Apresiasi dan Kritik terhadap Buku
Buku ini patut diapresiasi karena berani menerbitkan kumpulan humor yang menertawakan Soeharto di tengah situasi politik yang represif. Keberanian ini menunjukkan bahwa meskipun rakyat hidup dalam tekanan, mereka masih menemukan cara untuk menyuarakan ketidakpuasan mereka melalui humor. Menurut Kuipers (2008), humor politik efektif dalam membangun opini publik karena kemampuannya menyampaikan kritik dengan cara yang ringan, tetapi tetap tajam dan mengena. Selain itu, kreativitas dalam menggunakan bahasa juga menjadi daya tarik utama buku ini. Permainan kata dan akronim menunjukkan kecerdasan dalam mengolah bahasa sebagai alat kritik, menjadikannya lebih mudah dipahami dan dinikmati oleh masyarakat luas. Daya tarik humor dalam buku ini juga bersifat universal, karena banyak analogi yang bisa ditemukan dalam kritik politik di negara lain.
Namun, ada beberapa kelemahan dalam buku ini. Kontekstualitas yang terbatas membuatnya sulit dipahami oleh generasi yang lebih muda, terutama mereka yang tidak mengalami langsung era Soeharto. Selain itu, buku ini lebih banyak menyajikan humor dan satire tanpa memberikan analisis politik yang lebih mendalam, sehingga beberapa kritik yang terkandung di dalamnya berisiko hanya dianggap sebagai lelucon belaka.

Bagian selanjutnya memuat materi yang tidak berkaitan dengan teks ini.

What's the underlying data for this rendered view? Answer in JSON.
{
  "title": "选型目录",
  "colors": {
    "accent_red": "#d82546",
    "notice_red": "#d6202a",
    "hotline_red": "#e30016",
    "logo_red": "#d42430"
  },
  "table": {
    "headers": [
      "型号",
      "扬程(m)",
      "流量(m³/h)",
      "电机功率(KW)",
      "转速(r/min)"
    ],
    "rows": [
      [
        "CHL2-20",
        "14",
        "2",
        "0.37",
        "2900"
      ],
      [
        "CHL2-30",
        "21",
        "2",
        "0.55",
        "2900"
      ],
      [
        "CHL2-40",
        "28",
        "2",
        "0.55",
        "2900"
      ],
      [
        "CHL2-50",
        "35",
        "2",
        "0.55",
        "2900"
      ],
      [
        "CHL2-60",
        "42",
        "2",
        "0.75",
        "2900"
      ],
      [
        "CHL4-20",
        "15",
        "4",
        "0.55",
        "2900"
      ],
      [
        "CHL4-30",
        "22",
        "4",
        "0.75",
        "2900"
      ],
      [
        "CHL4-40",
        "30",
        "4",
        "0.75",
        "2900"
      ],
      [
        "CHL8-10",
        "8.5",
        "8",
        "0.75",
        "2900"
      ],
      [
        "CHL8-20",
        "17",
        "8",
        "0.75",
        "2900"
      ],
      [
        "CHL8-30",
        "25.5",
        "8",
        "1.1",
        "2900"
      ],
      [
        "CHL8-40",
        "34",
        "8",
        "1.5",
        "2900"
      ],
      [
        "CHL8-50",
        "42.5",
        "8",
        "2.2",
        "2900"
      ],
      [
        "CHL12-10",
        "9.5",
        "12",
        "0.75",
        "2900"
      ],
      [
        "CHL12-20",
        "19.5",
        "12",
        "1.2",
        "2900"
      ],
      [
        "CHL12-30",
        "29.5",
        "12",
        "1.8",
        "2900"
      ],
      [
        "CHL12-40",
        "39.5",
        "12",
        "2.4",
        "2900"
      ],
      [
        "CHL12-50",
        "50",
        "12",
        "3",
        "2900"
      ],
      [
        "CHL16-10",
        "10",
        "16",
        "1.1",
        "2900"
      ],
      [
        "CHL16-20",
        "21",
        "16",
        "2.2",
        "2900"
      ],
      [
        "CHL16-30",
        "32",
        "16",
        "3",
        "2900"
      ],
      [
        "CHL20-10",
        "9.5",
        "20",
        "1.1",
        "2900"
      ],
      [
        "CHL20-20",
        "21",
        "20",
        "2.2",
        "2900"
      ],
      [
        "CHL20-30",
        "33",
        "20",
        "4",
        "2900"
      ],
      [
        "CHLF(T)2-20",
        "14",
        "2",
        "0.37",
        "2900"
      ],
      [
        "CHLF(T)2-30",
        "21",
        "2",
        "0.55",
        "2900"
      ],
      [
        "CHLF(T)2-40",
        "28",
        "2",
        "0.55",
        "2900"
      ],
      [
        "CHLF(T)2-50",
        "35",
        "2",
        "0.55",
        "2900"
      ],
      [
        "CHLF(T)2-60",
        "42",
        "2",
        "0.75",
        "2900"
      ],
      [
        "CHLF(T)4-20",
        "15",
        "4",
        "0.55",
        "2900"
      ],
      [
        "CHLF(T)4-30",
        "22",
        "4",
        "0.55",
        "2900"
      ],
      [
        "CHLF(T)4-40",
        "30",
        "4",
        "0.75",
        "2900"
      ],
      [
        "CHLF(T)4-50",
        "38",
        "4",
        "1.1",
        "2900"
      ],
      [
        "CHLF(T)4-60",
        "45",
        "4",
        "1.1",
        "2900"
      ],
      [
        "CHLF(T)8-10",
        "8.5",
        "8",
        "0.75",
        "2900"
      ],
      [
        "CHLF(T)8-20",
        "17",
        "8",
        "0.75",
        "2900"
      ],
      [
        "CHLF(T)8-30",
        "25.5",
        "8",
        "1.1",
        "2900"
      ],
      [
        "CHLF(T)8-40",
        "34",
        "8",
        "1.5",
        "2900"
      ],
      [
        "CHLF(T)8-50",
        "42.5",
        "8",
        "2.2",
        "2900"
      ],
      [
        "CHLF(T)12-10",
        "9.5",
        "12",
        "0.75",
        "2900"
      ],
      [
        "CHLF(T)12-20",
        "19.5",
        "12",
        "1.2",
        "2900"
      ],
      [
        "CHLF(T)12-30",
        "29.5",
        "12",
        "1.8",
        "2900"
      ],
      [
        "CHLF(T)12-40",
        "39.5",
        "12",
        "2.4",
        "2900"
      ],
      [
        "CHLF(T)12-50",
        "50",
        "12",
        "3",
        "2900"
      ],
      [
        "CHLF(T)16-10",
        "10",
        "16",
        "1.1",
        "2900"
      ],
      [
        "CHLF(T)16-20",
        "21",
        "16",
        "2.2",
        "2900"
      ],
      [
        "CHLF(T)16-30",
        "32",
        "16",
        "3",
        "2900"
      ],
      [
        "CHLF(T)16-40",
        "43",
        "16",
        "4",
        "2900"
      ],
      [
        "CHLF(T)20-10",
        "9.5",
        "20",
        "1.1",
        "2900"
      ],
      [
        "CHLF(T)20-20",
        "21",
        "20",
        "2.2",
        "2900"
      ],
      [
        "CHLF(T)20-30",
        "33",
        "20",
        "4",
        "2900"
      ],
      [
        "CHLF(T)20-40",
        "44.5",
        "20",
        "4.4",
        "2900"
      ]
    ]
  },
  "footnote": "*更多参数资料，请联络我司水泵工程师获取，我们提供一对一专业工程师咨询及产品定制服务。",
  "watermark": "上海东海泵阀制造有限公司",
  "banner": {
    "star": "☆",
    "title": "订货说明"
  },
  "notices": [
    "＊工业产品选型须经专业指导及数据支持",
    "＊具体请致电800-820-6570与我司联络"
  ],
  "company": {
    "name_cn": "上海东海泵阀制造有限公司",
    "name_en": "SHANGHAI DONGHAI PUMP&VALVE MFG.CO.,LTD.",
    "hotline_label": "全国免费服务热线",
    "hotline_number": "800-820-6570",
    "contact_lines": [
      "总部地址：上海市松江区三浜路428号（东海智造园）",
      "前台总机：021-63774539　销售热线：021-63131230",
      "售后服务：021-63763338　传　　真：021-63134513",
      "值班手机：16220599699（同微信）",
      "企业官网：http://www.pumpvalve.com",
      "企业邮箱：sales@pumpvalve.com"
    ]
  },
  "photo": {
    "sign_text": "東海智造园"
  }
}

Ada juga potensi salah tafsir, di mana beberapa pembaca mungkin melihat humor ini hanya sebagai hiburan tanpa memahami pesan politik yang lebih dalam.
Mati Ketawa Cara Daripada Soeharto adalah bukti bahwa humor dapat menjadi alat perlawanan yang efektif dalam menghadapi rezim otoriter. Melalui satire, permainan kata, dan anekdot jenaka, buku ini berhasil menyoroti berbagai kebijakan Soeharto yang dianggap menindas rakyat. Humor dalam buku ini bukan hanya sekadar hiburan, tetapi juga mencerminkan kecerdikan rakyat dalam menyiasati keterbatasan kebebasan berekspresi.
Namun, meskipun kritik dalam buku ini masih relevan dengan kondisi politik modern, ada tantangan dalam memastikan bahwa humor tidak hanya menjadi alat pelepas ketegangan, tetapi juga mendorong kesadaran politik yang lebih luas. Oleh karena itu, warisan humor politik seperti ini perlu didokumentasikan dan diadaptasi agar tetap relevan dengan zaman. Sebagai refleksi akhir, Mati Ketawa Cara Daripada Soeharto mengingatkan kita bahwa dalam kondisi seberat apa pun, masyarakat akan selalu menemukan cara untuk berbicara—dan terkadang, cara terbaik untuk melawan adalah dengan tertawa.
Daftar pustaka
Aspinall, E. (2005). Opposing Suharto: Compromise, resistance, and regime change in Indonesia. Stanford University Press.
Billig, M. (2005). Laughter and ridicule: Towards a social critique of humour. SAGE Publications.
Kuipers, G. (2008). The politics of humour in the public sphere: Cartoons, power and modernity in the first transnational humour scandal. European Journal of Cultural Studies, 11(3), 283–301.
Lim, M. (2017). Freedom to hate: Social media, algorithmic enclaves, and the rise of tribal nationalism in Indonesia. Critical Asian Studies, 49(3), 411–427.
Rakyat Indonesia. (1998). Mati Ketawa Cara Daripada Soeharto. Pustaka GoRo-GoRo.
Robison, R., & Hadiz, V. R. (2004). Reorganising power in Indonesia: The politics of oligarchy in an age of markets.